Search code examples
coperating-systemkernelbufferpacket

How does pcap unix buffering work?


Hypothetical scenario: A udp packet stream arrives at machine X, which is running two programs - one which is listening for the packets with recv(), and another which is running pcap.

In this case, as I understand it, the packets are stored in the interface until it is polled by the kernal, which then moves them into a buffer in the kernals memory, and copies the packets into another two buffers - one buffer for the program listening with recv, and one buffer for the program listening with pcap. The packets are removed from the respective buffer when they are read - either by pcap_next() or recv(), the next time the process scheduler runs them (I assume they are blocking in this case). Is this correct? Are there really 4 buffers used, or is it handled some other way?

I'm looking for a description, as detailed as possible, as to what buffers are really involved in this case, and how packets move from one to the other (e.g. does a packet get copied to pcaps buffer before it goes to the recv buffer, after, or undefined?).

I know this seems like a big question, but all I really care about is where the packet gets stored, and how long it stays there for. Bullet points are fine. Ideally I'd like a general answer, but if it varies between OS I'm most interested in Linux.


Solution

  • Linux case (BSD's are probably somewhat similar, using mbufs instead of skbuffs):

    Linux uses skbuffs (socket buffers) to buffer network data. A skbuff has metadata about some network data, and some pointers to that data.
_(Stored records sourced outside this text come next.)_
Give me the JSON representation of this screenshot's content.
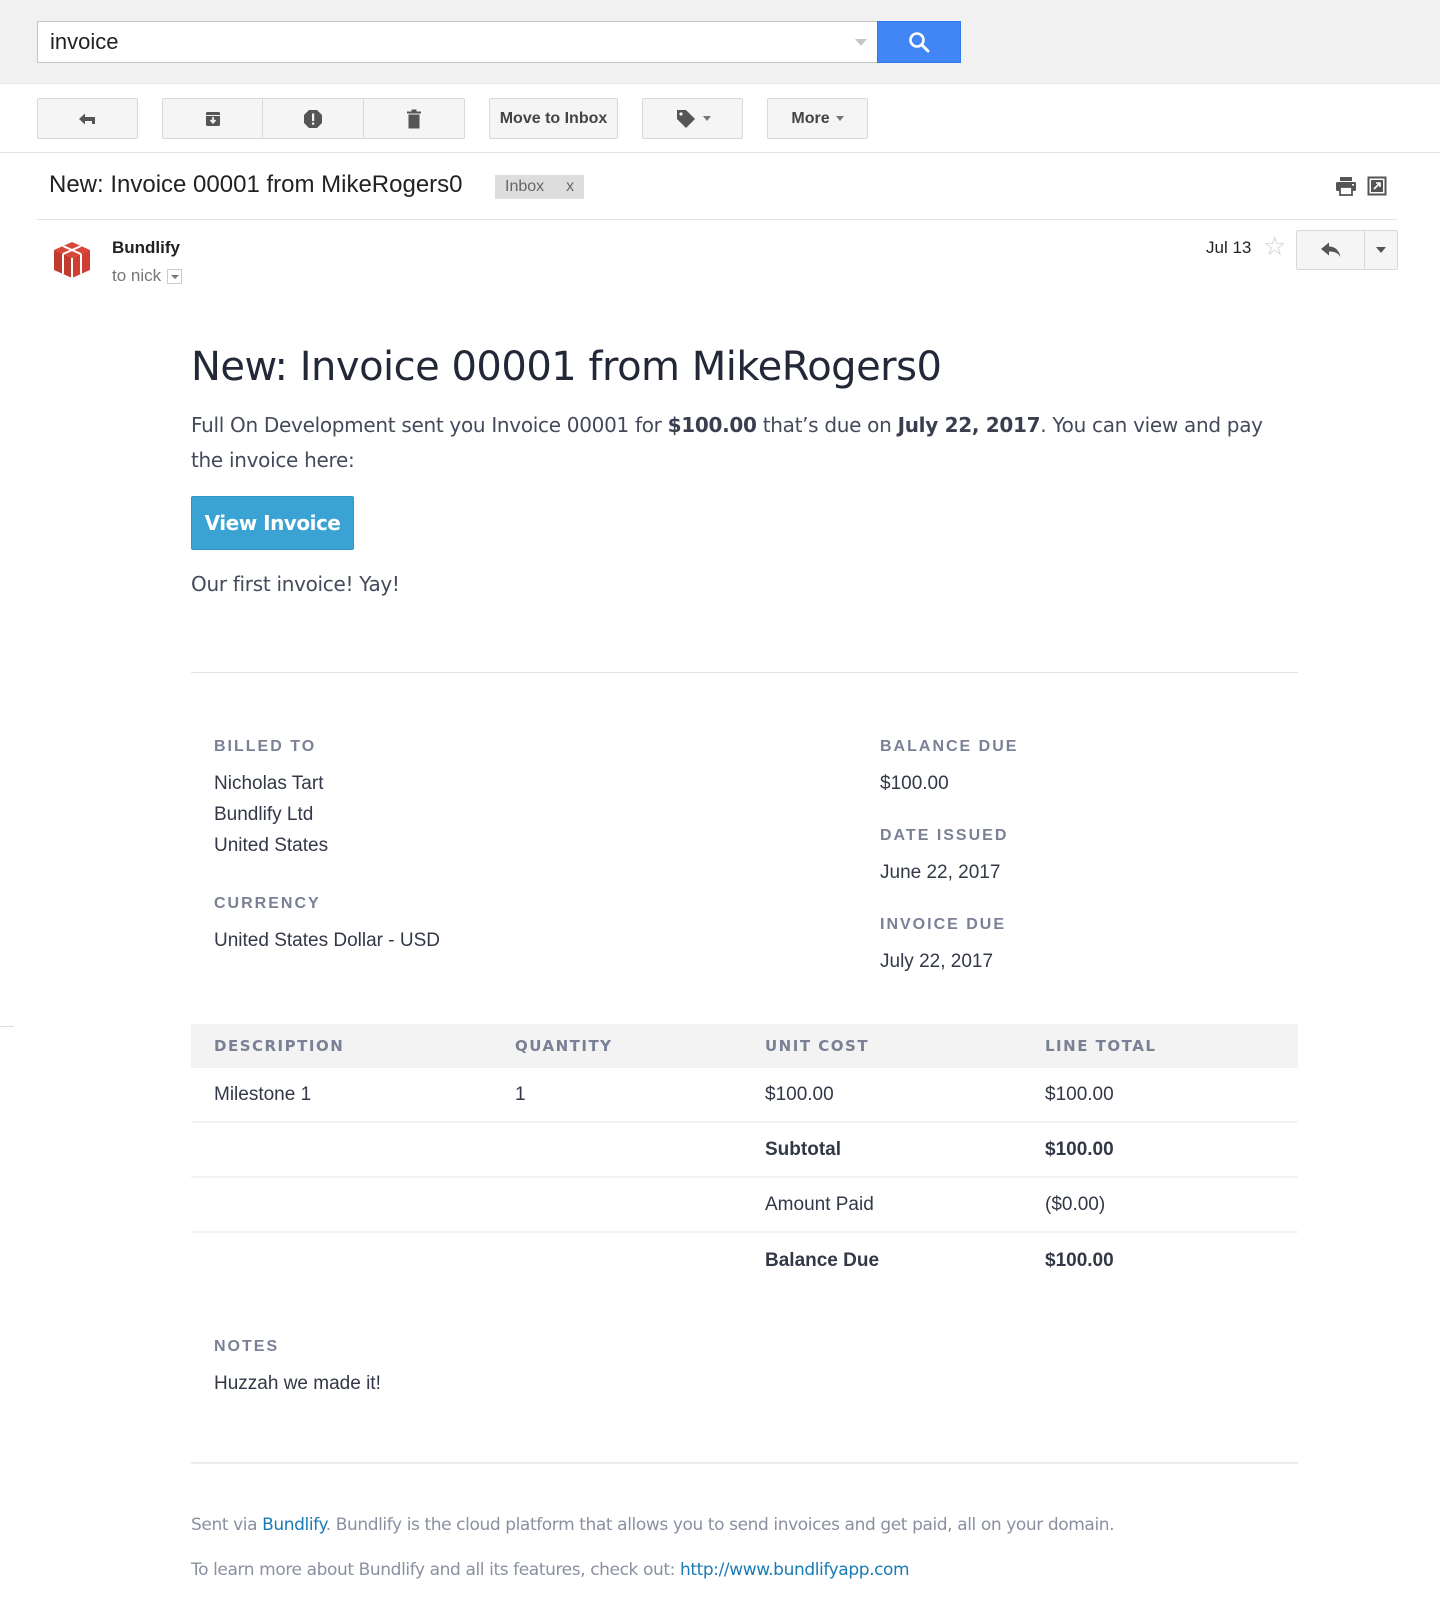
{
  "search": {
    "value": "invoice",
    "icon": "search-icon"
  },
  "toolbar": {
    "back_icon": "back-arrow-icon",
    "archive_icon": "archive-icon",
    "spam_icon": "report-spam-icon",
    "delete_icon": "trash-icon",
    "move_to_inbox_label": "Move to Inbox",
    "labels_icon": "label-tag-icon",
    "more_label": "More"
  },
  "thread": {
    "subject": "New: Invoice 00001 from MikeRogers0",
    "label": "Inbox",
    "label_remove": "x"
  },
  "message_header": {
    "sender": "Bundlify",
    "to": "to nick",
    "date": "Jul 13"
  },
  "email": {
    "heading": "New: Invoice 00001 from MikeRogers0",
    "intro_part1": "Full On Development sent you Invoice 00001 for ",
    "intro_amount": "$100.00",
    "intro_part2": " that’s due on ",
    "intro_due": "July 22, 2017",
    "intro_part3": ". You can view and pay the invoice here:",
    "view_button": "View Invoice",
    "message": "Our first invoice! Yay!",
    "accent_color": "#3aa3d3"
  },
  "invoice": {
    "billed_to_label": "BILLED TO",
    "billed_to": [
      "Nicholas Tart",
      "Bundlify Ltd",
      "United States"
    ],
    "currency_label": "CURRENCY",
    "currency": "United States Dollar - USD",
    "balance_due_label": "BALANCE DUE",
    "balance_due": "$100.00",
    "date_issued_label": "DATE ISSUED",
    "date_issued": "June 22, 2017",
    "invoice_due_label": "INVOICE DUE",
    "invoice_due": "July 22, 2017",
    "columns": [
      "DESCRIPTION",
      "QUANTITY",
      "UNIT COST",
      "LINE TOTAL"
    ],
    "items": [
      {
        "description": "Milestone 1",
        "quantity": "1",
        "unit_cost": "$100.00",
        "line_total": "$100.00"
      }
    ],
    "totals": [
      {
        "label": "Subtotal",
        "value": "$100.00"
      },
      {
        "label": "Amount Paid",
        "value": "($0.00)"
      },
      {
        "label": "Balance Due",
        "value": "$100.00"
      }
    ],
    "notes_label": "NOTES",
    "notes": "Huzzah we made it!"
  },
  "footer": {
    "line1_prefix": "Sent via ",
    "line1_link": "Bundlify",
    "line1_suffix": ". Bundlify is the cloud platform that allows you to send invoices and get paid, all on your domain.",
    "line2_prefix": "To learn more about Bundlify and all its features, check out: ",
    "line2_link": "http://www.bundlifyapp.com"
  }
}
    Taps (pcap users) create clones of skbuffs. A clone is a new skbuff, but it points to the same data. When someone needs to modify data shared by several skbuffs (the original skbuff and its clones), it first needs to create a fresh copy (copy-on-write).

    When someone doesn't need an skbuff anymore, it kfree_skb()'s it. kfree_skb() decrements a reference count, and when that reference count reaches zero, the skbuff is freed. It's slightly more complicated to account for clones, but this is the general idea.